Алгрим кланяется и разводит руками. Передал, конечно, и посланцев от Одина никто не тронул, но Лафей был в ярости. Войны между асами и йотунами пока не случилось, на что темный эльф и уповал. Да и не только уповал. Простой, как два плюс два, расчет показывал, что в конечном итоге война неизбежна. Один пока медлил, что было несвойственно для него, быстрого и жестокого в битвах.
— И ваши слова, так же взывающие к общей крови с Бестлой.— Голос Алгрима, как сама тягучая тьма, мягок, тих и усыпляющ.— Но это не возымело эффекта, Всеотец.
Единственный глаз Одина загорелся гневом, который он тут же обуздал.
— Ну что же, видят Норны, Лафей сам накликал это. Война падет на его голову и головы его подданных. Так тому и быть.
Один опустился в кресло.
— Алгрим, проследи, чтобы мои сегодняшние слова внесли в Хроники Асгарда. Мы снизойдем в Мидгард как защитники. Хочу, чтобы все миры об этом знали. И что там наложница моего родича?
— Беременна от Лафея, и тот дышать на нее боится. Нарек бы своей царицей. Вот только асинью-полукровку йотуны не примут царицей.
Один кивает. Он знает, что Алгрим хочет сказать. Йотуны вымирают и планета погибает. И захватить Мидгард — их последний шанс. Вот только его Всеотец давать родичам не собирается. Ему не нужен процветающий Йотунхейм или усиливающийся Лафей, чьи амбиции и стремления ненасытны. Йотуны не станут соперниками асов. Их участь тихо вымереть. Раз Лафей не захотел по-хорошему, то Один их вырежет столько, сколько сможет. А смогут асы много, очень много.
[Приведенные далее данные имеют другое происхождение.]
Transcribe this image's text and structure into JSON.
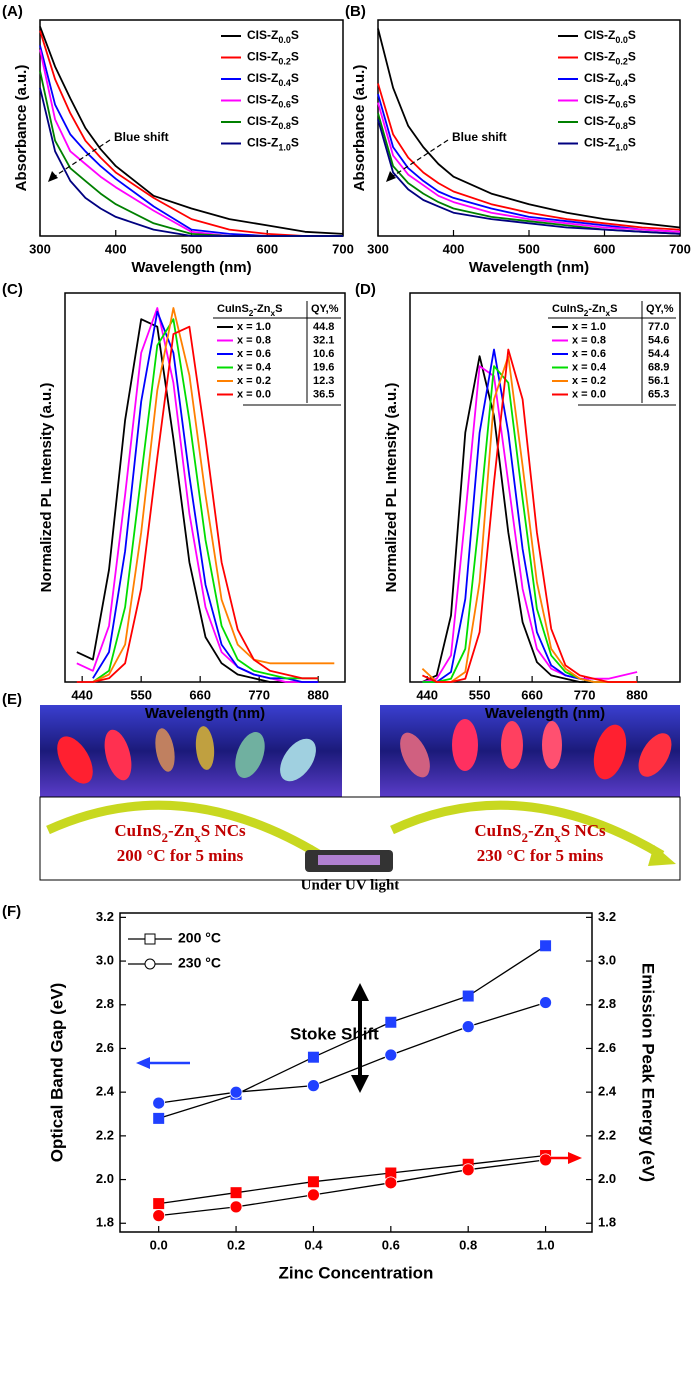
{
  "chart_data": [
    {
      "type": "line",
      "label": "(A)",
      "xlabel": "Wavelength (nm)",
      "ylabel": "Absorbance (a.u.)",
      "annotation": "Blue shift",
      "x": [
        300,
        320,
        340,
        360,
        380,
        400,
        450,
        500,
        550,
        600,
        650,
        700
      ],
      "xlim": [
        300,
        700
      ],
      "xticks": [
        300,
        400,
        500,
        600,
        700
      ],
      "ylim": [
        0,
        1.02
      ],
      "legend": "upper right",
      "series": [
        {
          "name": "CIS-Z0.0S",
          "color": "#000000",
          "values": [
            0.99,
            0.8,
            0.65,
            0.51,
            0.41,
            0.33,
            0.19,
            0.13,
            0.08,
            0.05,
            0.02,
            0.01
          ]
        },
        {
          "name": "CIS-Z0.2S",
          "color": "#ff0000",
          "values": [
            0.97,
            0.74,
            0.58,
            0.45,
            0.37,
            0.3,
            0.18,
            0.08,
            0.03,
            0.01,
            0,
            0
          ]
        },
        {
          "name": "CIS-Z0.4S",
          "color": "#0000ff",
          "values": [
            0.9,
            0.62,
            0.48,
            0.4,
            0.33,
            0.27,
            0.14,
            0.03,
            0.01,
            0,
            0,
            0
          ]
        },
        {
          "name": "CIS-Z0.6S",
          "color": "#ff00ff",
          "values": [
            0.88,
            0.55,
            0.4,
            0.34,
            0.28,
            0.23,
            0.12,
            0.02,
            0,
            0,
            0,
            0
          ]
        },
        {
          "name": "CIS-Z0.8S",
          "color": "#008000",
          "values": [
            0.78,
            0.45,
            0.32,
            0.26,
            0.2,
            0.15,
            0.06,
            0.01,
            0,
            0,
            0,
            0
          ]
        },
        {
          "name": "CIS-Z1.0S",
          "color": "#000080",
          "values": [
            0.7,
            0.4,
            0.26,
            0.18,
            0.13,
            0.09,
            0.03,
            0,
            0,
            0,
            0,
            0
          ]
        }
      ]
    },
    {
      "type": "line",
      "label": "(B)",
      "xlabel": "Wavelength (nm)",
      "ylabel": "Absorbance (a.u.)",
      "annotation": "Blue shift",
      "x": [
        300,
        320,
        340,
        360,
        380,
        400,
        450,
        500,
        550,
        600,
        650,
        700
      ],
      "xlim": [
        300,
        700
      ],
      "xticks": [
        300,
        400,
        500,
        600,
        700
      ],
      "ylim": [
        0,
        1.02
      ],
      "legend": "upper right",
      "series": [
        {
          "name": "CIS-Z0.0S",
          "color": "#000000",
          "values": [
            0.98,
            0.7,
            0.52,
            0.42,
            0.34,
            0.28,
            0.2,
            0.15,
            0.11,
            0.08,
            0.06,
            0.04
          ]
        },
        {
          "name": "CIS-Z0.2S",
          "color": "#ff0000",
          "values": [
            0.72,
            0.48,
            0.37,
            0.3,
            0.25,
            0.21,
            0.15,
            0.11,
            0.08,
            0.06,
            0.04,
            0.03
          ]
        },
        {
          "name": "CIS-Z0.4S",
          "color": "#0000ff",
          "values": [
            0.67,
            0.42,
            0.32,
            0.26,
            0.21,
            0.18,
            0.13,
            0.09,
            0.07,
            0.05,
            0.03,
            0.02
          ]
        },
        {
          "name": "CIS-Z0.6S",
          "color": "#ff00ff",
          "values": [
            0.63,
            0.38,
            0.29,
            0.24,
            0.19,
            0.16,
            0.11,
            0.08,
            0.06,
            0.04,
            0.03,
            0.02
          ]
        },
        {
          "name": "CIS-Z0.8S",
          "color": "#008000",
          "values": [
            0.58,
            0.33,
            0.25,
            0.2,
            0.16,
            0.13,
            0.09,
            0.07,
            0.05,
            0.03,
            0.02,
            0.01
          ]
        },
        {
          "name": "CIS-Z1.0S",
          "color": "#000080",
          "values": [
            0.55,
            0.3,
            0.22,
            0.17,
            0.14,
            0.11,
            0.08,
            0.06,
            0.04,
            0.03,
            0.02,
            0.01
          ]
        }
      ]
    },
    {
      "type": "line",
      "label": "(C)",
      "xlabel": "Wavelength (nm)",
      "ylabel": "Normalized PL Intensity (a.u.)",
      "x": [
        430,
        460,
        490,
        520,
        550,
        580,
        610,
        640,
        670,
        700,
        730,
        760,
        790,
        820,
        850,
        880,
        910
      ],
      "xlim": [
        408,
        930
      ],
      "xticks": [
        440,
        550,
        660,
        770,
        880
      ],
      "ylim": [
        0,
        1.04
      ],
      "legend_table": {
        "header": [
          "CuInS2-ZnxS",
          "QY,%"
        ]
      },
      "series": [
        {
          "name": "x = 1.0",
          "qy": "44.8",
          "color": "#000000",
          "values": [
            0.08,
            0.06,
            0.3,
            0.7,
            0.97,
            0.95,
            0.65,
            0.32,
            0.12,
            0.05,
            0.02,
            0.01,
            0,
            0,
            0,
            0,
            null
          ]
        },
        {
          "name": "x = 0.8",
          "qy": "32.1",
          "color": "#ff00ff",
          "values": [
            0.05,
            0.03,
            0.15,
            0.5,
            0.88,
            1.0,
            0.8,
            0.45,
            0.2,
            0.08,
            0.04,
            0.02,
            0.01,
            0,
            0,
            0,
            null
          ]
        },
        {
          "name": "x = 0.6",
          "qy": "10.6",
          "color": "#0000ff",
          "values": [
            null,
            0.01,
            0.08,
            0.35,
            0.75,
            0.99,
            0.88,
            0.55,
            0.26,
            0.1,
            0.04,
            0.02,
            0.01,
            0.01,
            0,
            0,
            null
          ]
        },
        {
          "name": "x = 0.4",
          "qy": "19.6",
          "color": "#00dd00",
          "values": [
            null,
            0,
            0.03,
            0.2,
            0.55,
            0.9,
            0.97,
            0.7,
            0.38,
            0.15,
            0.06,
            0.03,
            0.02,
            0.01,
            0.01,
            0.01,
            null
          ]
        },
        {
          "name": "x = 0.2",
          "qy": "12.3",
          "color": "#ff8000",
          "values": [
            null,
            0,
            0.02,
            0.1,
            0.4,
            0.78,
            1.0,
            0.82,
            0.5,
            0.22,
            0.1,
            0.06,
            0.05,
            0.05,
            0.05,
            0.05,
            0.05
          ]
        },
        {
          "name": "x = 0.0",
          "qy": "36.5",
          "color": "#ff0000",
          "values": [
            0,
            0,
            0.01,
            0.05,
            0.25,
            0.6,
            0.93,
            0.95,
            0.65,
            0.32,
            0.14,
            0.06,
            0.03,
            0.02,
            0.01,
            0.01,
            null
          ]
        }
      ]
    },
    {
      "type": "line",
      "label": "(D)",
      "xlabel": "Wavelength (nm)",
      "ylabel": "Normalized PL Intensity (a.u.)",
      "x": [
        430,
        460,
        490,
        520,
        550,
        580,
        610,
        640,
        670,
        700,
        730,
        760,
        790,
        820,
        850,
        880
      ],
      "xlim": [
        404,
        970
      ],
      "xticks": [
        440,
        550,
        660,
        770,
        880
      ],
      "ylim": [
        0,
        1.17
      ],
      "legend_table": {
        "header": [
          "CuInS2-ZnxS",
          "QY,%"
        ]
      },
      "series": [
        {
          "name": "x = 1.0",
          "qy": "77.0",
          "color": "#000000",
          "values": [
            0,
            0.02,
            0.2,
            0.75,
            0.98,
            0.8,
            0.45,
            0.18,
            0.06,
            0.02,
            0.01,
            0,
            0,
            0,
            0,
            0
          ]
        },
        {
          "name": "x = 0.8",
          "qy": "54.6",
          "color": "#ff00ff",
          "values": [
            0,
            0.01,
            0.08,
            0.5,
            0.95,
            0.92,
            0.6,
            0.28,
            0.1,
            0.04,
            0.02,
            0.01,
            0.01,
            0.01,
            0.02,
            0.03
          ]
        },
        {
          "name": "x = 0.6",
          "qy": "54.4",
          "color": "#0000ff",
          "values": [
            0,
            0,
            0.03,
            0.25,
            0.75,
            1.0,
            0.75,
            0.4,
            0.15,
            0.05,
            0.02,
            0.01,
            0,
            0,
            0,
            0
          ]
        },
        {
          "name": "x = 0.4",
          "qy": "68.9",
          "color": "#00dd00",
          "values": [
            0,
            0,
            0.01,
            0.1,
            0.5,
            0.95,
            0.9,
            0.55,
            0.22,
            0.08,
            0.03,
            0.01,
            0,
            0,
            0,
            0
          ]
        },
        {
          "name": "x = 0.2",
          "qy": "56.1",
          "color": "#ff8000",
          "values": [
            0.04,
            0,
            0,
            0.03,
            0.3,
            0.85,
            0.98,
            0.65,
            0.3,
            0.1,
            0.04,
            0.01,
            0,
            0,
            0,
            0
          ]
        },
        {
          "name": "x = 0.0",
          "qy": "65.3",
          "color": "#ff0000",
          "values": [
            0.02,
            0,
            0,
            0.01,
            0.15,
            0.6,
            1.0,
            0.85,
            0.45,
            0.16,
            0.05,
            0.02,
            0.01,
            0,
            0,
            0
          ]
        }
      ]
    },
    {
      "type": "line",
      "label": "(F)",
      "xlabel": "Zinc Concentration",
      "ylabel": "Optical Band Gap (eV)",
      "y2label": "Emission Peak Energy (eV)",
      "annotation": "Stoke Shift",
      "x": [
        0,
        0.2,
        0.4,
        0.6,
        0.8,
        1.0
      ],
      "xlim": [
        -0.1,
        1.12
      ],
      "xticks": [
        {
          "value": 0,
          "label": "0.0"
        },
        0.2,
        0.4,
        0.6,
        0.8,
        {
          "value": 1,
          "label": "1.0"
        }
      ],
      "ylim": [
        1.76,
        3.22
      ],
      "yticks": [
        1.8,
        {
          "value": 2,
          "label": "2.0"
        },
        2.2,
        2.4,
        2.6,
        2.8,
        {
          "value": 3,
          "label": "3.0"
        },
        3.2
      ],
      "y2lim": [
        1.76,
        3.22
      ],
      "y2ticks": [
        1.8,
        {
          "value": 2,
          "label": "2.0"
        },
        2.2,
        2.4,
        2.6,
        2.8,
        {
          "value": 3,
          "label": "3.0"
        },
        3.2
      ],
      "line_color": "#000000",
      "legend": [
        {
          "name": "200 °C",
          "marker": "square"
        },
        {
          "name": "230 °C",
          "marker": "circle"
        }
      ],
      "series": [
        {
          "marker": "square",
          "color": "#2040ff",
          "values": [
            2.28,
            2.39,
            2.56,
            2.72,
            2.84,
            3.07
          ]
        },
        {
          "marker": "circle",
          "color": "#2040ff",
          "values": [
            2.35,
            2.4,
            2.43,
            2.57,
            2.7,
            2.81
          ]
        },
        {
          "marker": "square",
          "color": "#ff0000",
          "axis": "y2",
          "values": [
            1.89,
            1.94,
            1.99,
            2.03,
            2.07,
            2.11
          ]
        },
        {
          "marker": "circle",
          "color": "#ff0000",
          "axis": "y2",
          "values": [
            1.835,
            1.875,
            1.93,
            1.985,
            2.045,
            2.09
          ]
        }
      ]
    }
  ],
  "photo_panel": {
    "label": "(E)",
    "left_caption": [
      "CuInS2-ZnxS NCs",
      "200 °C for 5 mins"
    ],
    "center_caption": "Under UV light",
    "right_caption": [
      "CuInS2-ZnxS NCs",
      "230 °C for 5 mins"
    ]
  }
}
Он хладнокровно планирует забрать Ларец Вечных Зим — реликвию, что не дает замерзнуть миру Ледяных Великанов до того состояния, что они там не смогут жить. Внезапную любовь пленницы-рабыни и Лафея Один тоже учитывает в своих планах. В конечном итоге родичу ни к чему наследник. Что такой царь может передать сыну? Гораздо милосердней, если ребенок умрет, не познав тяжестей бытия.
Такая трагедия заставит Лафея действовать более опрометчиво. Он будет слеп от горя и ярости, и ослаблен. То, что нужно для менее затратной победы. Всеотец не желает терять слишком много своих воинов. К счастью, шпионы Алгрима выполнят и такой его приказ. А затем тихо отойдут в мир иной, чтобы родич никогда и ничего не смог доказать.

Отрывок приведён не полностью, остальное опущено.